Nigeria’s low level of success with the Great Green Wall project has been attributed to a lack of political will.
Coordinator of the Great Green Wall Project, Dr. Elvis Tangom, stated this during an interview at the United Nations Climate Change Summit (COP21) in Paris.
The project entails planting a wall of trees across Africa at the southern edge of the Sahara Desert as a means to prevent desertification.
Dr. Tangom said though Nigeria was the initiator of the project during the administration of former president, Olusegun Obasanjo, the project is yet to achieve its aims in the country.
He said: “You should understand that the Great Green Wall was a Nigerian initiative but Nigeria went down because she was not active. But, until recently, Nigeria became active again. Many countries were not active including Nigeria.
“The past administration allocated 15% of the federal budget to the Ministry of Environment for the project. That was fairly recently and that was last year.
“If you go to Senegal, Chad and Niger, they have advanced very much under the project. Senegal has reclaimed about four million hectares of land; Niger in the Zinder region with Nigeria has planted 50 million trees and reclaimed about one million hectares of land. Nigeria started this initiative but the national government was not actively engaged until recently. There are projects here and there by Food and Agriculture Organisation of the United Nations (FAO) and other agencies.”
Dr. Tangom expressed optimism that the new administration would come on board and Nigeria will be able to achieve the aims of the project. “I am very positive that, within the next two to five years, the story will no longer be the same.”
Not just about trees
The Great Green Wall initiative is believed to be a Pan-African proposal to “green” the continent from west to east in order to battle desertification. It also aims at tackling poverty and the degradation of soils in the Sahel-Saharan region, focusing on a strip of land of 15 km (9 mi) wide and 7,100 km (4,400 mi) long from Dakar in Senegal to Djibouti in Eritrea.
According to the project coordinator, “the popular belief that the Great Green Wall is about trees only is a limited perception to the project.” Dr. Tangom said the project is also about improving the livelihood of the people living in degraded lands.
He adds: “The use of Great Green Wall is metaphoric. It is far from being about trees. It is a development poll. It is about creating development poll. It is about keeping people in their land. It is about making people love their land, to stay in their land to create wealth. To be able to have a good life and get rich in their land.
“In Nigeria, we have income generating schemes and startups giving to women. We have boreholes; we have firefighting, forestry and agro-forestry, afforestation programmes. The Great Green Wall project is a mosaic of many activities. What we call sustainable land and water activities.
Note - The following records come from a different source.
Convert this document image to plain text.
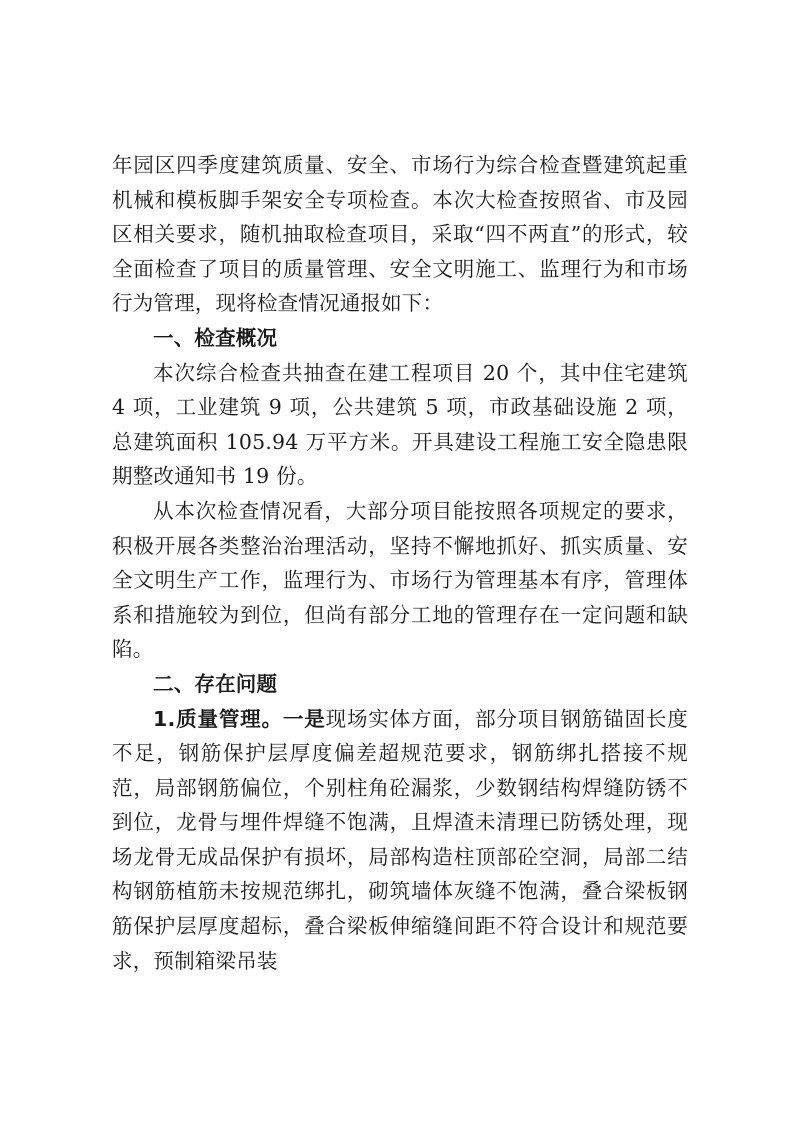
年园区四季度建筑质量、安全、市场行为综合检查暨建筑起重机械和模板脚手架安全专项检查。本次大检查按照省、市及园区相关要求，随机抽取检查项目，采取“四不两直”的形式，较全面检查了项目的质量管理、安全文明施工、监理行为和市场行为管理，现将检查情况通报如下：

一、检查概况

本次综合检查共抽查在建工程项目 20 个，其中住宅建筑 4 项，工业建筑 9 项，公共建筑 5 项，市政基础设施 2 项，总建筑面积 105.94 万平方米。开具建设工程施工安全隐患限期整改通知书 19 份。

从本次检查情况看，大部分项目能按照各项规定的要求，积极开展各类整治治理活动，坚持不懈地抓好、抓实质量、安全文明生产工作，监理行为、市场行为管理基本有序，管理体系和措施较为到位，但尚有部分工地的管理存在一定问题和缺陷。

二、存在问题

1.质量管理。一是现场实体方面，部分项目钢筋锚固长度不足，钢筋保护层厚度偏差超规范要求，钢筋绑扎搭接不规范，局部钢筋偏位，个别柱角砼漏浆，少数钢结构焊缝防锈不到位，龙骨与埋件焊缝不饱满，且焊渣未清理已防锈处理，现场龙骨无成品保护有损坏，局部构造柱顶部砼空洞，局部二结构钢筋植筋未按规范绑扎，砌筑墙体灰缝不饱满，叠合梁板钢筋保护层厚度超标，叠合梁板伸缩缝间距不符合设计和规范要求，预制箱梁吊装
“The biggest achievement of the project is that countries develop a harmonised regional strategy for the implementation. Countries developed and adopted their planned line of action for the implementation of the Great Green Wall Project. Those countries have now decentralised these strategies and include it in their local economic development plan. That is where sustainability comes from and a sense of ownership.”
Migration and insurgency
The coordinator states: “Many of the young people leaving Africa in search of greener pastures and dying in the Mediterranean Sea are from the dry lands of Africa. They are from Nigeria, Eritrea, Djibouti, Somalia, Sudan Mali, Senegal and Burkina-Faso.
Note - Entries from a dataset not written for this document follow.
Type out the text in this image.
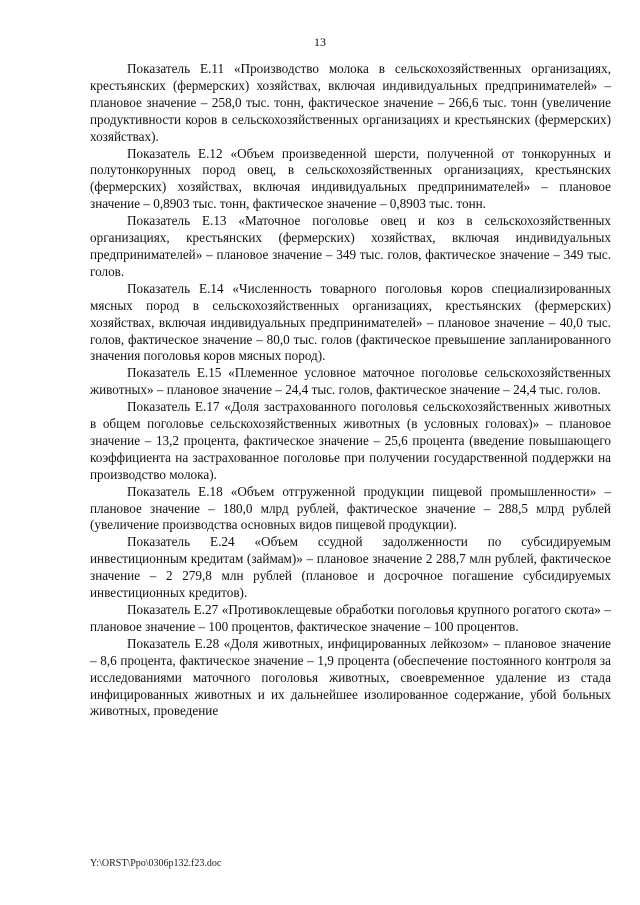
13

Показатель Е.11 «Производство молока в сельскохозяйственных организациях, крестьянских (фермерских) хозяйствах, включая индивидуальных предпринимателей» – плановое значение – 258,0 тыс. тонн, фактическое значение – 266,6 тыс. тонн (увеличение продуктивности коров в сельскохозяйственных организациях и крестьянских (фермерских) хозяйствах).

Показатель Е.12 «Объем произведенной шерсти, полученной от тонкорунных и полутонкорунных пород овец, в сельскохозяйственных организациях, крестьянских (фермерских) хозяйствах, включая индивидуальных предпринимателей» – плановое значение – 0,8903 тыс. тонн, фактическое значение – 0,8903 тыс. тонн.

Показатель Е.13 «Маточное поголовье овец и коз в сельскохозяйственных организациях, крестьянских (фермерских) хозяйствах, включая индивидуальных предпринимателей» – плановое значение – 349 тыс. голов, фактическое значение – 349 тыс. голов.

Показатель Е.14 «Численность товарного поголовья коров специализированных мясных пород в сельскохозяйственных организациях, крестьянских (фермерских) хозяйствах, включая индивидуальных предпринимателей» – плановое значение – 40,0 тыс. голов, фактическое значение – 80,0 тыс. голов (фактическое превышение запланированного значения поголовья коров мясных пород).

Показатель Е.15 «Племенное условное маточное поголовье сельскохозяйственных животных» – плановое значение – 24,4 тыс. голов, фактическое значение – 24,4 тыс. голов.

Показатель Е.17 «Доля застрахованного поголовья сельскохозяйственных животных в общем поголовье сельскохозяйственных животных (в условных головах)» – плановое значение – 13,2 процента, фактическое значение – 25,6 процента (введение повышающего коэффициента на застрахованное поголовье при получении государственной поддержки на производство молока).

Показатель Е.18 «Объем отгруженной продукции пищевой промышленности» – плановое значение – 180,0 млрд рублей, фактическое значение – 288,5 млрд рублей (увеличение производства основных видов пищевой продукции).

Показатель Е.24 «Объем ссудной задолженности по субсидируемым инвестиционным кредитам (займам)» – плановое значение 2 288,7 млн рублей, фактическое значение – 2 279,8 млн рублей (плановое и досрочное погашение субсидируемых инвестиционных кредитов).

Показатель Е.27 «Противоклещевые обработки поголовья крупного рогатого скота» – плановое значение – 100 процентов, фактическое значение – 100 процентов.

Показатель Е.28 «Доля животных, инфицированных лейкозом» – плановое значение – 8,6 процента, фактическое значение – 1,9 процента (обеспечение постоянного контроля за исследованиями маточного поголовья животных, своевременное удаление из стада инфицированных животных и их дальнейшее изолированное содержание, убой больных животных, проведение

Y:\ORST\Ppo\0306p132.f23.doc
“If those young people were sure they were going to be able to stay in their land, and their lands can provide them with employment, they will have value for themselves. Look at Lake-Chad from 25,000 sq. km to 2.5 sq. km. What about the young people who were fishermen? If you are a young man and you are watching television and you see the way other young people are living. What will you do? You either fight or flee. When you fight, you join Boko Haram or become a trafficker. Or you travel by road then sea through the Mediterranean Sea and die. By the way, you are dead, and you can’t provide for your family. And in Africa that is a very important issue.”
Additional funds and countries
Dr. Tangom said the $4 billion pledged recently through the Global Environment Facility (GEF) for the Great Green Wall Project at COP21 would be utilised for projects on the ground.
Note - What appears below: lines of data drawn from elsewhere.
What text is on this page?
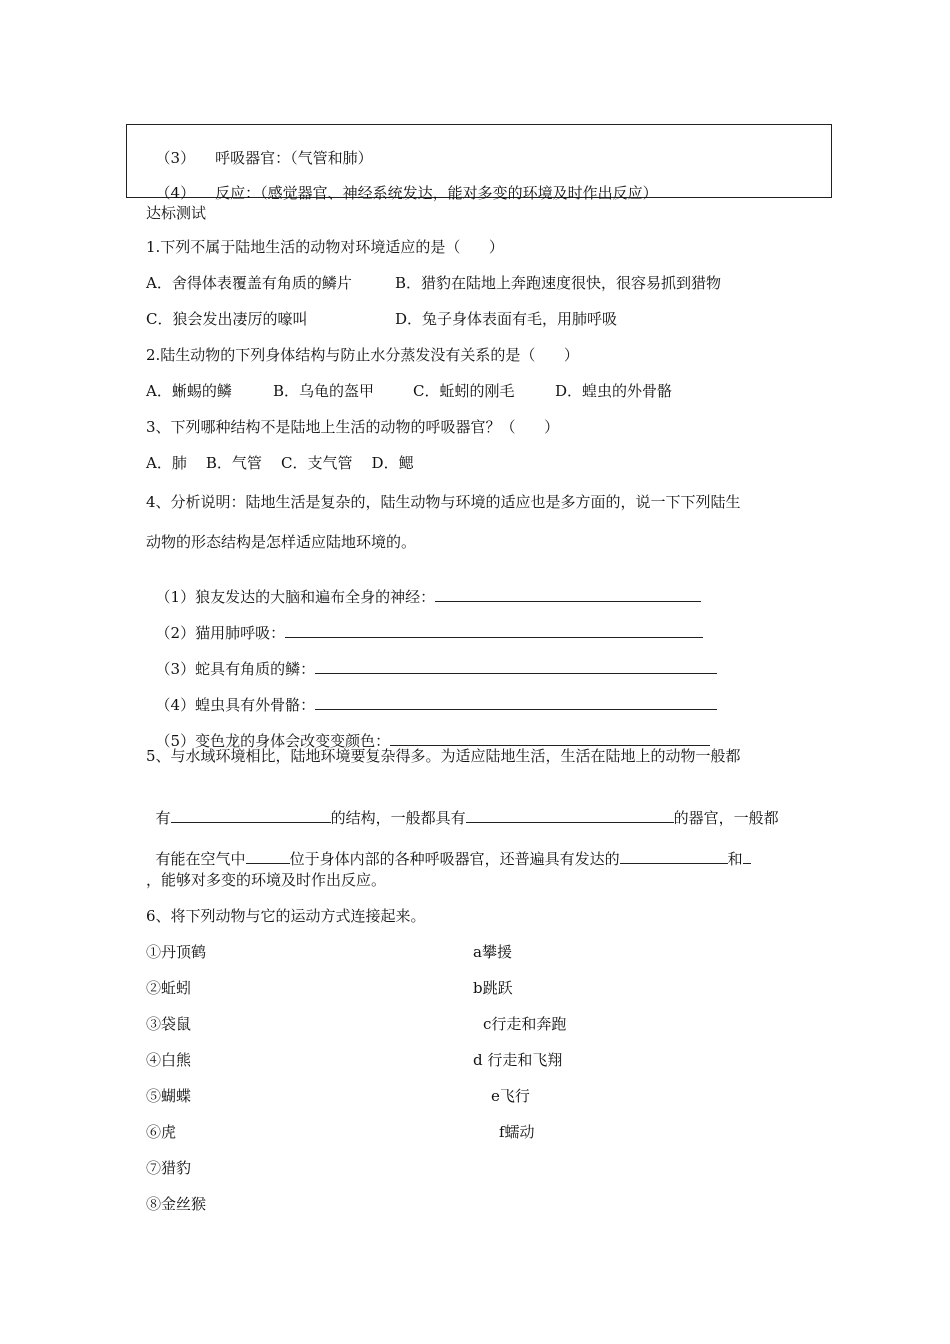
（3） 呼吸器官：（气管和肺）

（4） 反应：（感觉器官、神经系统发达，能对多变的环境及时作出反应）

达标测试
1.下列不属于陆地生活的动物对环境适应的是（      ）
A．舍得体表覆盖有角质的鳞片	B．猎豹在陆地上奔跑速度很快，很容易抓到猎物
C．狼会发出凄厉的嚎叫	D．兔子身体表面有毛，用肺呼吸
2.陆生动物的下列身体结构与防止水分蒸发没有关系的是（      ）
A．蜥蜴的鳞	B．乌龟的盔甲	C．蚯蚓的刚毛	D．蝗虫的外骨骼
3、下列哪种结构不是陆地上生活的动物的呼吸器官？（      ）
A．肺    B．气管    C．支气管    D．鳃
4、分析说明：陆地生活是复杂的，陆生动物与环境的适应也是多方面的，说一下下列陆生
动物的形态结构是怎样适应陆地环境的。

（1）狼友发达的大脑和遍布全身的神经：

（2）猫用肺呼吸：

（3）蛇具有角质的鳞：

（4）蝗虫具有外骨骼：

（5）变色龙的身体会改变变颜色：

5、与水域环境相比，陆地环境要复杂得多。为适应陆地生活，生活在陆地上的动物一般都

有	的结构，一般都具有	的器官，一般都

有能在空气中	位于身体内部的各种呼吸器官，还普遍具有发达的	和

，能够对多变的环境及时作出反应。
6、将下列动物与它的运动方式连接起来。
①丹顶鹤
②蚯蚓
③袋鼠
④白熊
⑤蝴蝶
⑥虎
⑦猎豹
⑧金丝猴
a攀援
b跳跃
c行走和奔跑
d 行走和飞翔
e飞行
f蠕动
“We have the structures, national and regional programmes already and it will be channeled to those projects,” he disclosed, adding that 15 countries in the Southern Africa region have been included in the Great Green Wall Project.
“These new countries will work on projects that fight land degradation in Southern Africa. They will work on improving the quality of the dry lands in their region. It is a Pan-Africa project aimed at reducing land degradation.”
A Director in Nigeria’s Federal Ministry of Environment who spoke on condition of anonymity said seven states affected by land degradation such as gully erosion have been added to Newmap Nigeria, a project funded by the World Bank aimed at curbing the spread of erosion in affected states.
She added that the selected states will choose areas affected by erosion based on priority and such areas are among the next phase of reclamation under the land improvement component of the project.
Observers believe that the failure of the Nigerian government to comprehensively implement the Great Green Wall Project will worsen food insecurity, rural migration and conflicts among farmers and herdsmen.